Portafortuna da mangiare
Credete nei portafortuna? Forse si, almeno un pochino. Comunque i giochi scaramantici, anche se non servono a niente, sono divertenti. Ecco dunque la mappa dei cibi portafortuna da mangiare per assicurarsi un nuovo anno più prospero e sereno
In primo luogo il Brunello, voi direte << mai sentito!>> invece vi assicuro che a me ha sempre portato fortuna.

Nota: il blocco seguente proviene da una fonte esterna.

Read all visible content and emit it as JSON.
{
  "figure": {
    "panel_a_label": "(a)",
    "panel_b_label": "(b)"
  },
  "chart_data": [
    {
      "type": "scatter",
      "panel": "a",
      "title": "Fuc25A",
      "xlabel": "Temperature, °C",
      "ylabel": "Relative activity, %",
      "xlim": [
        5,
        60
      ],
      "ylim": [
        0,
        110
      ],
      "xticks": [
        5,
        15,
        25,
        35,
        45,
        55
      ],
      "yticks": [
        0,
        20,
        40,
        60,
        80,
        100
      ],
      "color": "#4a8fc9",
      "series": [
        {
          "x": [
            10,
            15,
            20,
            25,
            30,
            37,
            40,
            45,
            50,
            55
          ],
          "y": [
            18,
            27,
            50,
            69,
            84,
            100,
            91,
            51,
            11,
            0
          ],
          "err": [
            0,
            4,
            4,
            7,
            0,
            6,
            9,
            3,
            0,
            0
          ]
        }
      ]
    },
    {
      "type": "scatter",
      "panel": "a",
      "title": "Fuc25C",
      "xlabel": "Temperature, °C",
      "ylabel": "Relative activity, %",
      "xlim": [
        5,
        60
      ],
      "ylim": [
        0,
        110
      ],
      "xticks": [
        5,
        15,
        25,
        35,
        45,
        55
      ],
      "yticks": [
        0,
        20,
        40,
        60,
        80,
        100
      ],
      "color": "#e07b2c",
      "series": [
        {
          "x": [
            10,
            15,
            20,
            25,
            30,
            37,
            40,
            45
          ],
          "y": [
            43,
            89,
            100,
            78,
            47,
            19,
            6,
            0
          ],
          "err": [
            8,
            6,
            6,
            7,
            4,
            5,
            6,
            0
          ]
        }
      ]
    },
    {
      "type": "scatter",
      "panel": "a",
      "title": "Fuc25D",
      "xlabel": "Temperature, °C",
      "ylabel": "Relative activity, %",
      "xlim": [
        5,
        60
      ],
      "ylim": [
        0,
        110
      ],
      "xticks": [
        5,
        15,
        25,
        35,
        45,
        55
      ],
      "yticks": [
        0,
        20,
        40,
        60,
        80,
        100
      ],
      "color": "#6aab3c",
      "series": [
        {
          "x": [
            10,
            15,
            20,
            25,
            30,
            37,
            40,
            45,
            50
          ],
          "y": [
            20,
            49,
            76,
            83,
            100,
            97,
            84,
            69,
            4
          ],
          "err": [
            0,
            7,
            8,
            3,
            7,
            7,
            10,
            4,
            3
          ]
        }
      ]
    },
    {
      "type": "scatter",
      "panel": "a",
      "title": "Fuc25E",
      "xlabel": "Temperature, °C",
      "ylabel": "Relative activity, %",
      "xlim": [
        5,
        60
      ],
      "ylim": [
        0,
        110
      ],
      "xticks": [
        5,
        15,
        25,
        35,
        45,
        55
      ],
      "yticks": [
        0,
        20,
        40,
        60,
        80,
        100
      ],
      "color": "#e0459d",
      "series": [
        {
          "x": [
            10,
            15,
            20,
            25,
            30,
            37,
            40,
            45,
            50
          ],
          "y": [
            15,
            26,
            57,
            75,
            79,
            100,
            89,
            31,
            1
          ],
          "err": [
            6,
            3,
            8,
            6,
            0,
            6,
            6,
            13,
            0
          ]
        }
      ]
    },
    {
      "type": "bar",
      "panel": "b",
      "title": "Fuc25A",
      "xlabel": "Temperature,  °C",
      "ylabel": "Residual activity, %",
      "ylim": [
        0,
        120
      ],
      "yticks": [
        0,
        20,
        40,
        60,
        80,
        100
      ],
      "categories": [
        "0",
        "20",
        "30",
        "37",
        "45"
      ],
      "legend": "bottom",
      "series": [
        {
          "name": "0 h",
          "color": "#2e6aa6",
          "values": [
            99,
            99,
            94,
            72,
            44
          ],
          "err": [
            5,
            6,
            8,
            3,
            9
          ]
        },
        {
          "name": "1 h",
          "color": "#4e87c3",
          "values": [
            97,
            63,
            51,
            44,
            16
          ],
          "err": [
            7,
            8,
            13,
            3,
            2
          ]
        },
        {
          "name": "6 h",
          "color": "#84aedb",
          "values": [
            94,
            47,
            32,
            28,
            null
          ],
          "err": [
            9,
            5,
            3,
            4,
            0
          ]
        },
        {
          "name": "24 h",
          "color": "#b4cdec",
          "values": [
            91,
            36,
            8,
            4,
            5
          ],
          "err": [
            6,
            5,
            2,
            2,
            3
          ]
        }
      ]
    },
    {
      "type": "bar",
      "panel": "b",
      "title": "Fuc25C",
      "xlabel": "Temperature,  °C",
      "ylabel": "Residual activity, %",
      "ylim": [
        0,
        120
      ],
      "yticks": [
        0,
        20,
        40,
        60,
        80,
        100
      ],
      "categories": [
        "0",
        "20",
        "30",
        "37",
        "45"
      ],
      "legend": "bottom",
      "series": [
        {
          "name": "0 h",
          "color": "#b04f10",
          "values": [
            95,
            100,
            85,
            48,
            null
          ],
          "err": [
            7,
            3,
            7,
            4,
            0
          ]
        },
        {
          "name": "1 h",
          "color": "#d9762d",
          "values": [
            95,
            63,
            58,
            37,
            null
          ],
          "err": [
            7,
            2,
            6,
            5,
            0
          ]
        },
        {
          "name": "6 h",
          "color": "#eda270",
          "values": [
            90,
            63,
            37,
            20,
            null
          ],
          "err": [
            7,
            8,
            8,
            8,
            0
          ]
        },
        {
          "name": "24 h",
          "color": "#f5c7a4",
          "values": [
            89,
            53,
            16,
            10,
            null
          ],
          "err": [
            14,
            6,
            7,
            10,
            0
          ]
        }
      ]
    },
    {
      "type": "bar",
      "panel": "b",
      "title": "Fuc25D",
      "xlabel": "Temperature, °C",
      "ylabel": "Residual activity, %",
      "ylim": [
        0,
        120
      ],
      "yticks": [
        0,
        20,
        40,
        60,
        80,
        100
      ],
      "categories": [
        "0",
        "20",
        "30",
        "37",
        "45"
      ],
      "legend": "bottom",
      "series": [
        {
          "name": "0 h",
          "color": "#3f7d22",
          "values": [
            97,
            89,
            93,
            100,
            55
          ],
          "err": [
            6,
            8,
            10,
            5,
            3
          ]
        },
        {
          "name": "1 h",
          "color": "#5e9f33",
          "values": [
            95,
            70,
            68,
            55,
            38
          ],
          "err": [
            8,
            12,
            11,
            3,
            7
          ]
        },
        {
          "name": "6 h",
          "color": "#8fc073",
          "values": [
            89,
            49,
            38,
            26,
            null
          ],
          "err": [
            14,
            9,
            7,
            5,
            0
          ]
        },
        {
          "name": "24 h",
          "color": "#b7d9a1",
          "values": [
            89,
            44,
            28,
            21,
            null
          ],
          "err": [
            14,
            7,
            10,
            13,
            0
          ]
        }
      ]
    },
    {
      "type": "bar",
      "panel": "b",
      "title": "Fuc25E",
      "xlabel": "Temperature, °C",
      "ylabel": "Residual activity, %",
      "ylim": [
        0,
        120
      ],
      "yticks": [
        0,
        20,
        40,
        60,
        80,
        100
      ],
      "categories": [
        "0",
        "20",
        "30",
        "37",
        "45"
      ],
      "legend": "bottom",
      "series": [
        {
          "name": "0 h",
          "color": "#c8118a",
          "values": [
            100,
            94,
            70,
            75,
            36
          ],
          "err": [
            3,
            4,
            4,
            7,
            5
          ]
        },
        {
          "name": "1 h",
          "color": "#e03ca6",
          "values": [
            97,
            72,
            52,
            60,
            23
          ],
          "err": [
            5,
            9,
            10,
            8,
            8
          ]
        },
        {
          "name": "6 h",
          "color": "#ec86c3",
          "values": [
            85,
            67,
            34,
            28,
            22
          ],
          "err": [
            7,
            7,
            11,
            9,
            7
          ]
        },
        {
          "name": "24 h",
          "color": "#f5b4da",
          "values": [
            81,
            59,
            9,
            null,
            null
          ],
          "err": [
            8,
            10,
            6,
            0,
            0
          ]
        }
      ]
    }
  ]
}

Uva – almeno 3 acini e comunque sempre in numero dispari. L’uva porta abbondanza
Melograno– porta la fecondità perché da un solo frutto si ottengono moltissimi semi
Lenticchie – Portano soldi! Ricordate Giacobbe che scambiò i diritti della primogenitura per un piatto di lenticchie? Evidentemente questo legume ha virtù inaspettate nel procurare opportunità favorevoli!
Maiale – zampone o cotechino – mangiare maiale è di buon auspicio contro lo spettro della fame
Peperoncini – simili al cornetto rosso scacciaguai
Marzapane – pasticcini a base di pasta di mandorle- Portano ricchezza, il nome deriva
dall’arabo mauthaban, che era una moneta.
Noci e nocciole, mandorle. Simboli di fertilità, prosperità e protezione dalla malasorte
Castagne – prosperità
Tra gli oggetti da mettere nella decorazione della tavola del cenone c’è la cornucopia a forma di corno di capra. Quella di Zeus conteneva nettare e ambrosia, per noi è un auspicio di ricchezza da riempire di soldi di cioccolata.
Vanno bene lustrini, candele e tutto ciò che mette allegria. Inoltre uva, melograni e frutta secca e qualche ramo di vischio e di agrifoglio.